Sony Cyber-Shot RX100 III Review - The Sony Cyber-Shot RX100 III is the manufacturer's latest enthusiast compact, following on from a pair of award winning models and looking to improve with a new pop-up EVF and redesigned lens
Sony Cyber-Shot RX100 III Review
The Sony Cyber-Shot RX100 III is, as the numerical designation suggests, the third model in the series and it retains several core elements of the model’s specification which made it such an impressive model. These include the larger-than-average sensor for a compact and an impressive optical capabilities.
The lens itself has been improved – with the maximum aperture extended – while it also now features an innovative pop-up EVF. But have these new features done enough to improve on what was an already hugely impressive compact?
Sony Cyber-Shot RX100 III Review – Features
One of the main areas of improvement is the camera’s lens. On the face of it you could view the new optic as actually being somewhat of a regression for the RX100 series – where the previous model featured a zoom which covered a focal range from 28-100mmin equivalent terms, the RX100 III now covers a much shorter focal range of 24-70mm.
Closer inspection reveals that this is actually a positive move, as it results in an increase the maximum aperture at the tele end of the zoom. On the previous model the maximum aperture at the tele end decreased to f/4.9 from f/1.8, whereas on the new RX100 III this maximum aperture remains useful at f/2.8.
The real impressive new feature however is the camera’s new built-in EVF. Somewhat unsurprisingly a viewfinder is often the one feature that those looking for an enthusiast compact really long for, and this is something Sony appear aware of with its addition to the RX100 series.

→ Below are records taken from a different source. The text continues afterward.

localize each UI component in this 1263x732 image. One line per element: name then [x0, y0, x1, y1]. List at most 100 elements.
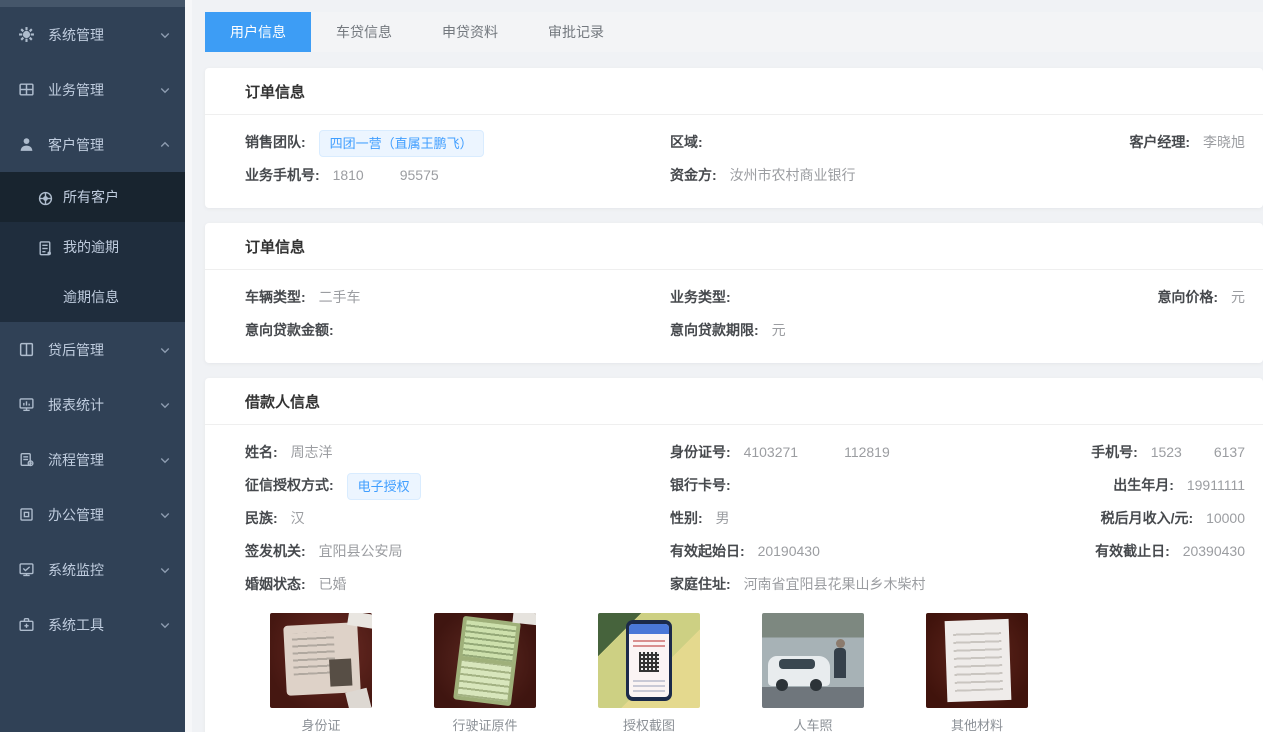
tab-approval-records[interactable]: 审批记录 [523, 12, 629, 52]
photo-caption: 行驶证原件 [434, 715, 536, 732]
field-label: 车辆类型: [245, 289, 306, 305]
credit-auth-tag[interactable]: 电子授权 [347, 473, 421, 500]
field-label: 销售团队: [245, 134, 306, 150]
sidebar-item-label: 逾期信息 [63, 287, 119, 307]
field-vehicle-type: 车辆类型: 二手车 [245, 281, 670, 314]
field-intended-loan-term: 意向贷款期限: 元 [670, 314, 1070, 347]
sales-team-tag[interactable]: 四团一营（直属王鹏飞） [319, 130, 484, 157]
chevron-down-icon [159, 619, 171, 631]
field-value: 4103271112819 [744, 444, 890, 460]
field-label: 客户经理: [1129, 134, 1190, 150]
sidebar-top-band [0, 0, 185, 7]
sidebar-item-label: 系统监控 [48, 560, 104, 580]
customer-management-submenu: 所有客户 我的逾期 逾期信息 [0, 172, 185, 322]
redacted-text [365, 169, 399, 183]
field-label: 资金方: [670, 167, 717, 183]
field-name: 姓名: 周志洋 [245, 436, 670, 469]
field-label: 区域: [670, 134, 703, 150]
authorization-screenshot-photo[interactable] [598, 613, 700, 708]
field-valid-to: 有效截止日: 20390430 [1070, 535, 1263, 568]
book-icon [18, 341, 35, 358]
field-label: 银行卡号: [670, 477, 731, 493]
field-value: 元 [1231, 289, 1245, 305]
sidebar-item-system-management[interactable]: 系统管理 [0, 7, 185, 62]
order-info-card-2: 订单信息 车辆类型: 二手车 业务类型: 意向价格: 元 意向贷款金额: [205, 223, 1263, 363]
chevron-down-icon [159, 564, 171, 576]
field-value: 宜阳县公安局 [319, 543, 403, 559]
field-label: 意向价格: [1157, 289, 1218, 305]
field-region: 区域: [670, 126, 1070, 159]
field-account-manager: 客户经理: 李晓旭 [1070, 126, 1263, 159]
phone-graphic [626, 620, 672, 701]
car-graphic [768, 656, 830, 686]
sidebar-item-system-tools[interactable]: 系统工具 [0, 597, 185, 652]
field-value: 19911111 [1187, 477, 1245, 493]
sidebar-item-system-monitoring[interactable]: 系统监控 [0, 542, 185, 597]
monitor-check-icon [18, 561, 35, 578]
field-label: 业务类型: [670, 289, 731, 305]
field-value: 汉 [291, 510, 305, 526]
sidebar-item-report-statistics[interactable]: 报表统计 [0, 377, 185, 432]
sidebar-item-overdue-info[interactable]: 逾期信息 [0, 272, 185, 322]
field-label: 业务手机号: [245, 167, 320, 183]
person-with-car-photo[interactable] [762, 613, 864, 708]
green-booklet-graphic [453, 616, 521, 706]
field-funder: 资金方: 汝州市农村商业银行 [670, 159, 1070, 192]
sidebar-item-customer-management[interactable]: 客户管理 [0, 117, 185, 172]
id-card-photo[interactable] [270, 613, 372, 708]
field-intended-loan-amount: 意向贷款金额: [245, 314, 670, 347]
sidebar-item-my-overdue[interactable]: 我的逾期 [0, 222, 185, 272]
chevron-down-icon [159, 29, 171, 41]
field-ethnicity: 民族: 汉 [245, 502, 670, 535]
field-value: 20390430 [1183, 543, 1245, 559]
field-label: 签发机关: [245, 543, 306, 559]
sidebar-item-office-management[interactable]: 办公管理 [0, 487, 185, 542]
sidebar-item-label: 办公管理 [48, 505, 104, 525]
field-monthly-income: 税后月收入/元: 10000 [1070, 502, 1263, 535]
sidebar-item-label: 我的逾期 [63, 237, 119, 257]
detail-tabs: 用户信息 车贷信息 申贷资料 审批记录 [205, 12, 1263, 52]
flow-clipboard-icon [18, 451, 35, 468]
sidebar-item-all-customers[interactable]: 所有客户 [0, 172, 185, 222]
tab-user-info[interactable]: 用户信息 [205, 12, 311, 52]
vehicle-license-photo[interactable] [434, 613, 536, 708]
card-title: 订单信息 [205, 223, 1263, 270]
tab-car-loan-info[interactable]: 车贷信息 [311, 12, 417, 52]
field-label: 姓名: [245, 444, 278, 460]
card-title: 借款人信息 [205, 378, 1263, 425]
field-value: 10000 [1206, 510, 1245, 526]
chevron-up-icon [159, 139, 171, 151]
main-content: 用户信息 车贷信息 申贷资料 审批记录 订单信息 销售团队: 四团一营（直属王鹏… [185, 0, 1263, 732]
chevron-down-icon [159, 399, 171, 411]
qr-code-graphic [639, 652, 659, 672]
grid-icon [18, 81, 35, 98]
field-bank-card: 银行卡号: [670, 469, 1070, 502]
sidebar-item-business-management[interactable]: 业务管理 [0, 62, 185, 117]
sidebar-item-post-loan-management[interactable]: 贷后管理 [0, 322, 185, 377]
field-value: 181095575 [333, 167, 439, 183]
user-icon [18, 136, 35, 153]
chart-monitor-icon [18, 396, 35, 413]
card-title: 订单信息 [205, 68, 1263, 115]
field-gender: 性别: 男 [670, 502, 1070, 535]
field-sales-team: 销售团队: 四团一营（直属王鹏飞） [245, 126, 670, 159]
sidebar-item-label: 系统管理 [48, 25, 104, 45]
borrower-info-card: 借款人信息 姓名: 周志洋 身份证号: 4103271112819 手机号: 1… [205, 378, 1263, 732]
document-paper-photo[interactable] [926, 613, 1028, 708]
field-value: 李晓旭 [1203, 134, 1245, 150]
sidebar-item-process-management[interactable]: 流程管理 [0, 432, 185, 487]
field-intended-price: 意向价格: 元 [1070, 281, 1263, 314]
field-valid-from: 有效起始日: 20190430 [670, 535, 1070, 568]
sidebar-item-label: 报表统计 [48, 395, 104, 415]
field-id-number: 身份证号: 4103271112819 [670, 436, 1070, 469]
field-label: 性别: [670, 510, 703, 526]
chevron-down-icon [159, 344, 171, 356]
field-label: 意向贷款期限: [670, 322, 759, 338]
tab-loan-application-materials[interactable]: 申贷资料 [417, 12, 523, 52]
document-photos: 身份证 行驶证原件 授权截图 [245, 601, 1263, 732]
document-icon [37, 240, 52, 255]
field-value: 已婚 [319, 576, 347, 592]
chevron-down-icon [159, 84, 171, 96]
redacted-text [1183, 446, 1213, 460]
field-label: 出生年月: [1113, 477, 1174, 493]
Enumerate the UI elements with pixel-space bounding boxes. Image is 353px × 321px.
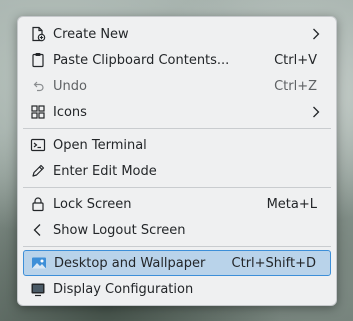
menu-item-undo[interactable]: Undo Ctrl+Z	[23, 73, 331, 99]
menu-item-display-configuration[interactable]: Display Configuration	[23, 276, 331, 302]
menu-item-label: Paste Clipboard Contents...	[53, 52, 230, 68]
menu-item-label: Open Terminal	[53, 137, 147, 153]
menu-separator	[23, 246, 331, 247]
terminal-icon	[29, 136, 47, 154]
menu-separator	[23, 128, 331, 129]
menu-separator	[23, 187, 331, 188]
menu-item-create-new[interactable]: Create New	[23, 21, 331, 47]
menu-item-shortcut: Ctrl+V	[274, 52, 317, 68]
menu-item-label: Undo	[53, 78, 87, 94]
pencil-icon	[29, 162, 47, 180]
menu-item-enter-edit-mode[interactable]: Enter Edit Mode	[23, 158, 331, 184]
menu-item-label: Icons	[53, 104, 87, 120]
menu-item-label: Show Logout Screen	[53, 222, 186, 238]
chevron-right-icon	[311, 105, 321, 119]
display-icon	[29, 280, 47, 298]
menu-item-label: Desktop and Wallpaper	[54, 255, 206, 271]
menu-item-icons[interactable]: Icons	[23, 99, 331, 125]
menu-item-open-terminal[interactable]: Open Terminal	[23, 132, 331, 158]
desktop-context-menu: Create New Paste Clipboard Contents... C…	[17, 16, 337, 306]
clipboard-icon	[29, 51, 47, 69]
menu-item-desktop-and-wallpaper[interactable]: Desktop and Wallpaper Ctrl+Shift+D	[23, 250, 331, 276]
undo-icon	[29, 77, 47, 95]
menu-item-show-logout-screen[interactable]: Show Logout Screen	[23, 217, 331, 243]
menu-item-shortcut: Meta+L	[266, 196, 317, 212]
grid-icon	[29, 103, 47, 121]
menu-item-shortcut: Ctrl+Z	[274, 78, 317, 94]
chevron-left-icon	[29, 221, 47, 239]
menu-item-label: Lock Screen	[53, 196, 132, 212]
wallpaper-icon	[30, 254, 48, 272]
menu-item-label: Create New	[53, 26, 129, 42]
menu-item-lock-screen[interactable]: Lock Screen Meta+L	[23, 191, 331, 217]
menu-item-shortcut: Ctrl+Shift+D	[231, 255, 316, 271]
menu-item-label: Display Configuration	[53, 281, 194, 297]
lock-icon	[29, 195, 47, 213]
chevron-right-icon	[311, 27, 321, 41]
menu-item-paste[interactable]: Paste Clipboard Contents... Ctrl+V	[23, 47, 331, 73]
new-document-icon	[29, 25, 47, 43]
menu-item-label: Enter Edit Mode	[53, 163, 157, 179]
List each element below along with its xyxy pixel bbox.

An EVF is seen on both the Panasonic LF1 and TZ60, although that on the RX100 III features a much better resolution of 1.3-million dots. Furthermore, the EVF itself is innovative in it’s implementation, popping up from the camera’s body much like a flash unit.
This design has resulted in the loss of the camera’s Multi-Interface Shoe – previously used to attach the optional EVF, flashgun or external microphone adapter – and as such its loss won’t be entirely welcomed.
Elsewhere, there are some similarities between the RX100 III and its predecessor. Notably the model retains the same 20.2MP 1in CMOS sensor seen on the RX100 II, thus offering a larger sensor than those seen in some of its competitors.
The sensor is paired with a new Sony Bionz processor which, Sony claims, will not only deliver fast processing speeds but will also aid the general appearance of JPEG files through improved processing.
The processor also allows for a fairly impressive bust shooting rate of 10fps with a burst buffer of some 12 shots in JPEG or 10 frames when shooting JPEG and Raw.
In terms of the model’s LCD screen, the RX100 III is fairly impressive in that department. It measures in at 3in in size with a resolution of 1.229m-dots, while it also features vari-angle functionality to allow for tilting through 180-degrees to be viewed from in front of the lens for selfie-shooting and shooting from awkward angles.
Completing the specification is both Wi-fi and NFC connectivity, allowing the camera to be connected to either smartphone or tablet for remote control and wireless transfer of images.